It has long been accepted that GDP is a woefully inadequate measure of national well-being. As Bobby Kennedy put it as far back as 1968, this type of macro-economic indicator “measures everything, in short, except that which makes life worthwhile.”. Since then, the Beyond GDP movement has gained momentum. Canada, for example, has introduced an Index of Wellbeing, and the OECD has organised the Better Life initiative. In the UK, the Office for National Statistics is leading the Measuring National Well-being programme, and has developed a well-being framework that includes multiple dimensions of life, including health, relationships, work, the natural environment, and political participation.
All this is good news. Any movement away from GDP fetishism towards a more holistic and meaningful definition of national well-being should be welcomed. However, in the midst of this progress, there is a danger that GDP fetishism might simply be swapped for unthinking devotion to another simplistic metric. Subjective well-being – measurements of how happy and satisfied people feel – is increasingly seen as a yardstick that provides a summary of all the other aspects of well-being.
A huge literature around the new science of happiness provides legitimacy for this type of thinking, and the term “well-being” is now often used simply as shorthand for the psychological state of happiness and satisfaction.

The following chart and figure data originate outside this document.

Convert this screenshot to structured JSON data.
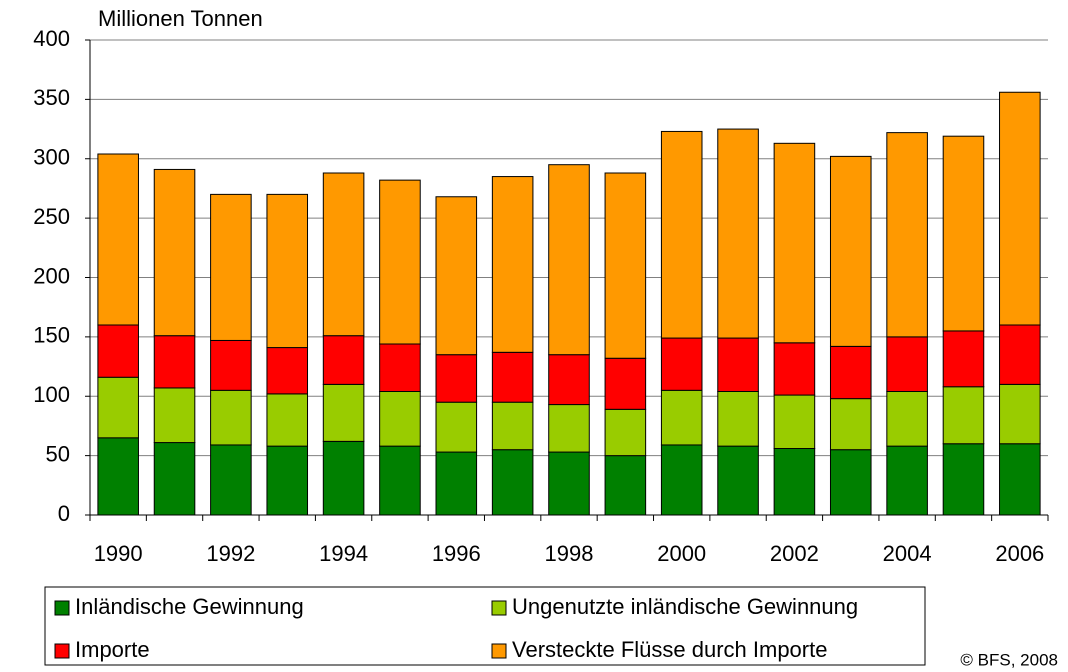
{
  "chart_data": {
    "type": "stacked_bar",
    "y_axis_label": "Millionen Tonnen",
    "categories": [
      "1990",
      null,
      "1992",
      null,
      "1994",
      null,
      "1996",
      null,
      "1998",
      null,
      "2000",
      null,
      "2002",
      null,
      "2004",
      null,
      "2006"
    ],
    "series": [
      {
        "name": "Inländische Gewinnung",
        "color": "#008000",
        "values": [
          65,
          61,
          59,
          58,
          62,
          58,
          53,
          55,
          53,
          50,
          59,
          58,
          56,
          55,
          58,
          60,
          60
        ]
      },
      {
        "name": "Ungenutzte inländische Gewinnung",
        "color": "#99cc00",
        "values": [
          51,
          46,
          46,
          44,
          48,
          46,
          42,
          40,
          40,
          39,
          46,
          46,
          45,
          43,
          46,
          48,
          50
        ]
      },
      {
        "name": "Importe",
        "color": "#ff0000",
        "values": [
          44,
          44,
          42,
          39,
          41,
          40,
          40,
          42,
          42,
          43,
          44,
          45,
          44,
          44,
          46,
          47,
          50
        ]
      },
      {
        "name": "Versteckte Flüsse durch Importe",
        "color": "#ff9900",
        "values": [
          144,
          140,
          123,
          129,
          137,
          138,
          133,
          148,
          160,
          156,
          174,
          176,
          168,
          160,
          172,
          164,
          196
        ]
      }
    ],
    "ylim": [
      0,
      400
    ],
    "yticks": [
      0,
      50,
      100,
      150,
      200,
      250,
      300,
      350,
      400
    ],
    "grid": true,
    "source": "© BFS, 2008"
  }
}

But subjective well-being (SWB) is not a reliable indicator of true, objective well-being. Poor and disadvantaged people might, for example adapt to their deprivation and mark themselves high on the life-satisfaction scale. A high subjective well-being score in this context might simply reflect people making the best of a bad lot. It doesn’t mean that poverty should be ignored.
In a similar vein, people whose caviar consumption decreases from once a week to once a month might suffer a drop in subjective well-being as a consequence, but the impact on their overall objective well-being is probably not worthy of much attention from the government.

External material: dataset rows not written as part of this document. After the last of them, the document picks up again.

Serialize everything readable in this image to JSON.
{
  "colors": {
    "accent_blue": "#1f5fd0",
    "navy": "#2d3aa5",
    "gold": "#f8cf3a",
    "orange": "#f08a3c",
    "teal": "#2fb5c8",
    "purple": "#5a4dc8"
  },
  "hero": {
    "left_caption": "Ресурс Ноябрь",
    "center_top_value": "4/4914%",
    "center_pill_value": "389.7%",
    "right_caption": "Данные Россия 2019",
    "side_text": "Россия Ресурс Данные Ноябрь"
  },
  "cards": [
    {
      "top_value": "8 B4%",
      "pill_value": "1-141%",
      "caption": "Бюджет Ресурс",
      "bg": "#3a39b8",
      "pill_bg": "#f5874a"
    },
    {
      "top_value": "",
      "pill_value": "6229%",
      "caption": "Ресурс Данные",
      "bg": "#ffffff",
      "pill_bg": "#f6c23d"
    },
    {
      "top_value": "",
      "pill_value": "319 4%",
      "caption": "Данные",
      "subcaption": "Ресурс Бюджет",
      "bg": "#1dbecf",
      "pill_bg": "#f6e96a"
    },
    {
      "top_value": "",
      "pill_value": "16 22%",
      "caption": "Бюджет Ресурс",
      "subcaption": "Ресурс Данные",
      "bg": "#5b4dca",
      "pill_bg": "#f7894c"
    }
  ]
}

The fact that average SWB does not always reflect the objective quality of people’s lives is evident from subjective well-being trends since the financial crisis of 2008. Even though the meltdown led to significant, objective hardship for many people, average subjective well-being in the UK remained stable.
Despite this serious problem, it might be that SWB has gained traction because of its shared historical roots with GDP. Both feed off the utilitarian tradition that human well-being boils down to maximising pleasure or satisfaction. Also, like GDP, SWB is a simple, quantitative, headline metric that lends itself to standard econometric methods. These shared roots and practical compatibility mean that SWB is an easy substitution for GDP as the principal measure of national well-being. However, like GDP, SWB also fails to capture many of the things that make life worthwhile.
So while we should welcome the idea of well-being becoming part of the way a government measures national success and progress, it looks a lot like the well-being agenda is being hijacked by utilitarianism. GDP and SWB are close cousins. A truly radical model would go beyond both.